Regia di Carlo Carunchio vedi scheda film
Scritto nel 1958, D’amore si muore rappresenta la prima collaborazione di Peppino Patroni Griffi con gli attori della mitica Compagnia dei Giovani (Giorgio De Lullo, Romolo Valli, Rossella Falk, Elsa Albani, Annamaria Guarnieri, Umberto Orsini, Ferruccio De Ceresa) e va letta proprio considerando questa particolarissima relazione tra il drammaturgo che scrive appositamente per i teatranti in virtù della loro amicizia. Superato nel 1966 da Metti, una sera a cena, grande successo anche grazie ad una non memorabile ma seducente versione cinematografica diretta dallo stesso autore, il testo viene recuperato all’inizio degli anni settanta in piena post-contestazione e sulla scia dei pruriti sessuali dell’epoca. Come il precedente gioco al massacro, D’amore si muore racconta l’incontro tra la matura borghesia pigra dai nomi altisonanti e il giovane sottobosco artistico di chi non mette insieme il pranzo con la cena, nell’occasione della morte del trait d’union tra i due mondi: amici e amanti vari (il capofila è Paolo Graziosi) accorrono a casa di Renato (Lino Capolicchio), piccolo scrittore suicida, per ricostruire emotivamente gli ultimi fuochi della sua esistenza, individuando la causa dell’insano ed atteso gesto nel tormentato amore per la ricca industriale Elena Davidson (eterea, algida, malinconica, divistica Silvana Mangano).

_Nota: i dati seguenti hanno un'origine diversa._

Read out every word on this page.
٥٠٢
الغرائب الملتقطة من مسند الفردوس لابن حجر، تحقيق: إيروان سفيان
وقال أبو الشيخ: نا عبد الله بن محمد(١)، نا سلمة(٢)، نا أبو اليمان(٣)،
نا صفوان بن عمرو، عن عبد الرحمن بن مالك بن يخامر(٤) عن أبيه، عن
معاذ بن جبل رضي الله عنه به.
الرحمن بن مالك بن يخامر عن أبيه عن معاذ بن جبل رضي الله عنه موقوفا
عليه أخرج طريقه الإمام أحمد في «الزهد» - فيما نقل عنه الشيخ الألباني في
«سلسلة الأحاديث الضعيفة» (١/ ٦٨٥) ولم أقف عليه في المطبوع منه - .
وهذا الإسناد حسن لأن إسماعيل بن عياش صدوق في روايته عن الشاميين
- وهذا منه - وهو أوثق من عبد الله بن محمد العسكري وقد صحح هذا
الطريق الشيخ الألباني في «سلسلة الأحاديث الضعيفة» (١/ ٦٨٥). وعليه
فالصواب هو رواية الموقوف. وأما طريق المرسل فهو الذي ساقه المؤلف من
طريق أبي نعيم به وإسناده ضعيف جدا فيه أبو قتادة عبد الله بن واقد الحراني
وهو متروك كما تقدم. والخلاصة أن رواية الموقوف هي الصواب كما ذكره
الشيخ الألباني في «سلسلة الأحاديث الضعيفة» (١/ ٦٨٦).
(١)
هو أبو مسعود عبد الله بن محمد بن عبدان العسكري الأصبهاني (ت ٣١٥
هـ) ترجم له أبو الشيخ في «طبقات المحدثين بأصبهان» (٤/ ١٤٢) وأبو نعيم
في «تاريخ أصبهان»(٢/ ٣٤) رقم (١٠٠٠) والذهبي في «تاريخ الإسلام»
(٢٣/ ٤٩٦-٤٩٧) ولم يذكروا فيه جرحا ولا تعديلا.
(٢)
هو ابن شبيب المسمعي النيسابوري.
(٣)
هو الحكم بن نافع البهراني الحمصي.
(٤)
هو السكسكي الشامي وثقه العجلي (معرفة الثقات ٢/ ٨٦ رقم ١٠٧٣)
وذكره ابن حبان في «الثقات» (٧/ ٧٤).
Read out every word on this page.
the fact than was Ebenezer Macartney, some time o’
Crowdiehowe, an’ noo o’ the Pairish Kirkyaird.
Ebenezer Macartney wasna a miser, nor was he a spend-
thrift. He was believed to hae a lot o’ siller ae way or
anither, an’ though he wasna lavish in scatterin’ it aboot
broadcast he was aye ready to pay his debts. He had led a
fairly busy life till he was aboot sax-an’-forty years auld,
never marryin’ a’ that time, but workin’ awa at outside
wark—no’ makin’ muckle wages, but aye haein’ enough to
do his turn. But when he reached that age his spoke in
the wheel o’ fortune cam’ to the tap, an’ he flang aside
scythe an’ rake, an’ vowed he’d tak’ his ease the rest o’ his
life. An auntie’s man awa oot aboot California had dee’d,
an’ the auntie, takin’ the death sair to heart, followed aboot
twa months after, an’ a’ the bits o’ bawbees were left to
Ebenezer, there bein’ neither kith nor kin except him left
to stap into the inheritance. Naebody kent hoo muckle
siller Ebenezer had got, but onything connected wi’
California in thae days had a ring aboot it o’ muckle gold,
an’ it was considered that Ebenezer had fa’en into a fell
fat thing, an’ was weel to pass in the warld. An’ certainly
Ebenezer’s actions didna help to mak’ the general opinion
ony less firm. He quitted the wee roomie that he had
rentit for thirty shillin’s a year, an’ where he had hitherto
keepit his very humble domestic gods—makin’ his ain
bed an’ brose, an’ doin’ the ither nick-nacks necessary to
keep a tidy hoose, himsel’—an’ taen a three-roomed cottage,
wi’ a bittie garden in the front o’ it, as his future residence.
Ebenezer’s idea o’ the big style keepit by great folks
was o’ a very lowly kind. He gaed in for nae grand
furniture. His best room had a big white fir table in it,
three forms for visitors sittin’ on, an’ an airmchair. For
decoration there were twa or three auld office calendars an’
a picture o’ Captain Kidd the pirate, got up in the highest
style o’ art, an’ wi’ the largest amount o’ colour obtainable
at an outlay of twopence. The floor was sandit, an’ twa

La figura del puzzle, con i pezzi delle foto della colpevole Mangano da ricomporre per giungere ad una specie di verità, s’accorda bene con l’idea del film, strutturato con un’alternanza tra presente e passato in cui fluttuano personaggi interessati all’esercizio del dolore anche sotto la patina della distrazione e dell’autodistruzione, reso fluido dal profluvio di chiacchiere spesso apparentemente inconsistenti che inondano i dialoghi della commedia. Melodramma forse intellettualistico a cui dona il ritmo il montaggio non lineare di Franco Arcalli, diretto dall’oscuro e poco perito Carlo Carunchio ma assistito da un reparto tecnico d’altissimo livello (luminosa fotografia di Gabor Pogany, costumi assurdi di Gabriella Pescucci compresi un maglione natalizio e una vestaglia orientaleggiante, musiche accattivanti di Ennio Morricone), è tuttavia un mediocre esempio di erotismo romantico con un suo incomprensibile fascino determinato da una recitazione stilizzata o ridicola che ha il suo apice nell’enfasi di Milva che, impegnata sul set di un porno con Luc Merenda, lascia cadere le mutandine da una ruota panoramica.